If you argue otherwise, you'll have a good portion of the devout fundamentalists who know their Bibles as well as anyone else who knows his religious history against you. As much as you've probably suspected already, the real problem is a culture war against all of us. It's not just Christianity these culture guerrillas aim to destroy! But it's important to know the enemy; the ACLU is just a symptom of the problem. Dividing people into "believers" and "unbelievers" is completely ineffective in dealing with the problem. It's a simplistic approach that makes the leaders of the attack laugh in our faces.
The true enemy is cultural relativism, moral equivocation, and post-structuralism. It is being taught in our schools, it's in our news and entertainment media, and it's the leading platform of our philosophers. It's even in churches. It's an all out attack on the truth. The Constitution can't help with this war because it requires people to think rationally. Imparting Christian dogma into government won't solve the problem, because it will return us to the religious civil wars of Europe's sordid past.
The Founding Fathers knew that. They struck a good balance between atheism and theocracy with the Constitution as it is written.
In an interesting inverse to the Christian right's demand that we abandon reason and logical persuasion for their own politically motivated religious reasons, the left neutralizes language altogether by twisting it around with cultural relativism and deconstruction. This is why I see both sides of that battle when it becomes legal as being two sides of a common threat to the republic. They both demand that we cease to be rational beings, one way or another.
Religious persecution is important to obstruct, but I've heard Pat Robertson and Jerry Falwell exaggerate its prevalence far too many times to give them any credibility. Sure it happens, but it's more rare than they would have us believe. That suits them fine, though. They make buckets of money every time they convince the faithful that a Christian is being thrown to the lions. In the case that started this thread, I would be a lot more comfortable with the whole notion of "faith based initiative" if it didn't fund muslims and wiccans. But then how do you argue for religious balance in federal funding? What a novel idea: let's let churches fund their own activities!
Without rational dependence on language, a democratic republic cannot stand. Don't be part of the problem, be part of the solution. Religion can't be restored by government. It has to come from the people themselves.

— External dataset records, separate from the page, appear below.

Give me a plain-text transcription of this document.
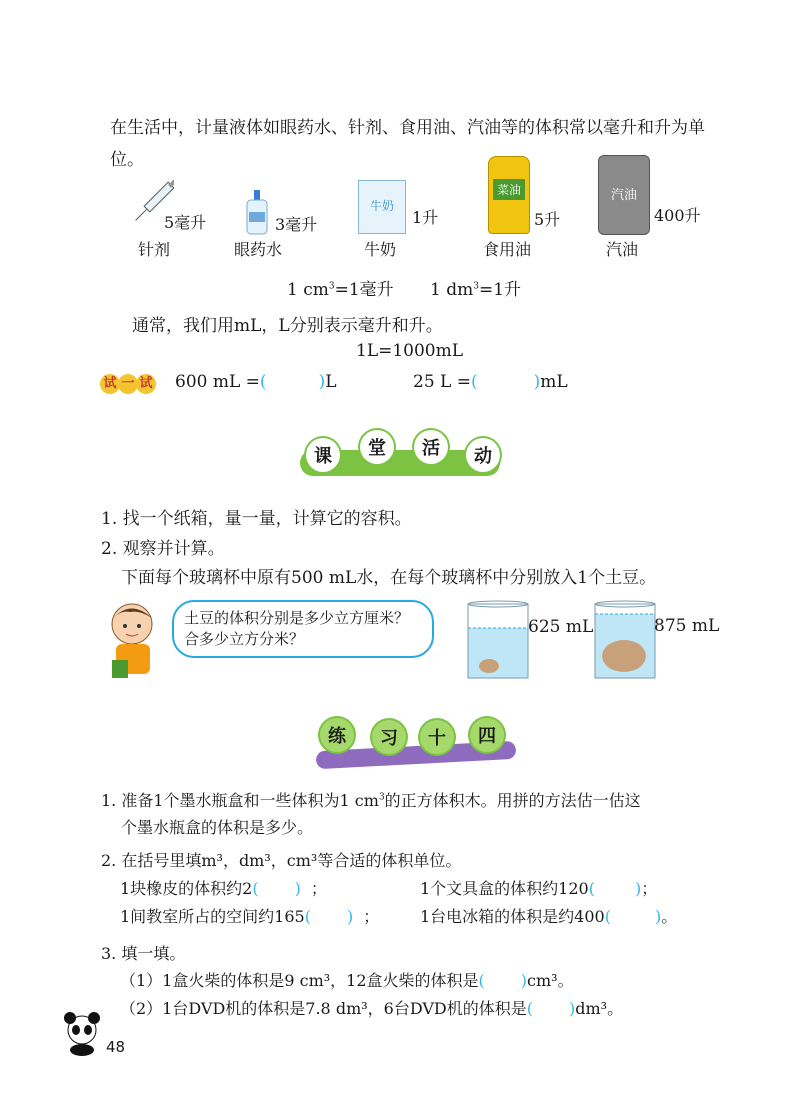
在生活中，计量液体如眼药水、针剂、食用油、汽油等的体积常以毫升和升为单位。
5毫升
针剂
3毫升
眼药水
牛奶
1升
牛奶
菜油
5升
食用油
汽油
400升
汽油
1 $cm^3=1$毫升 1 $dm^3=1$升
通常，我们用mL，L分别表示毫升和升。
1L=1000mL
试 一 试 600 mL =(	)L	25 L =(	)mL
课	堂	活	动
1. 找一个纸箱，量一量，计算它的容积。
2. 观察并计算。
下面每个玻璃杯中原有500 mL水，在每个玻璃杯中分别放入1个土豆。
土豆的体积分别是多少立方厘米？合多少立方分米？
625 mL	875 mL
练	习	十	四
1. 准备1个墨水瓶盒和一些体积为1 $cm^3$的正方体积木。用拼的方法估一估这
个墨水瓶盒的体积是多少。
2. 在括号里填m³，dm³，cm³等合适的体积单位。
1块橡皮的体积约2( ) ；	1个文具盒的体积约120(	)；
1间教室所占的空间约165( ) ；	1台电冰箱的体积是约400(	)。
3. 填一填。
（1）1盒火柴的体积是9 cm³，12盒火柴的体积是( )cm³。
（2）1台DVD机的体积是7.8 dm³，6台DVD机的体积是( )dm³。
48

A nice long post. Unfortunately, I don't think it addresses the question at hand, although it does a fine jig all around it. From our short dialogue, I think it safe to say we mostly agree on this issue. However, I think we view it a bit differently. I am a Christian. I believe each person may worship God, or not, in whatever way they choose. I think the laws of the land should uphold this basic human right. I think they do.
Do I think the law should eliminate religion from the public square? No. We are engage in a war between believers and unbelievers. The unbelievers use the tools of 'cultural relativism, moral equivocation, and post-structuralism' to good advantage. But many do not buy into the message. I'm one of them.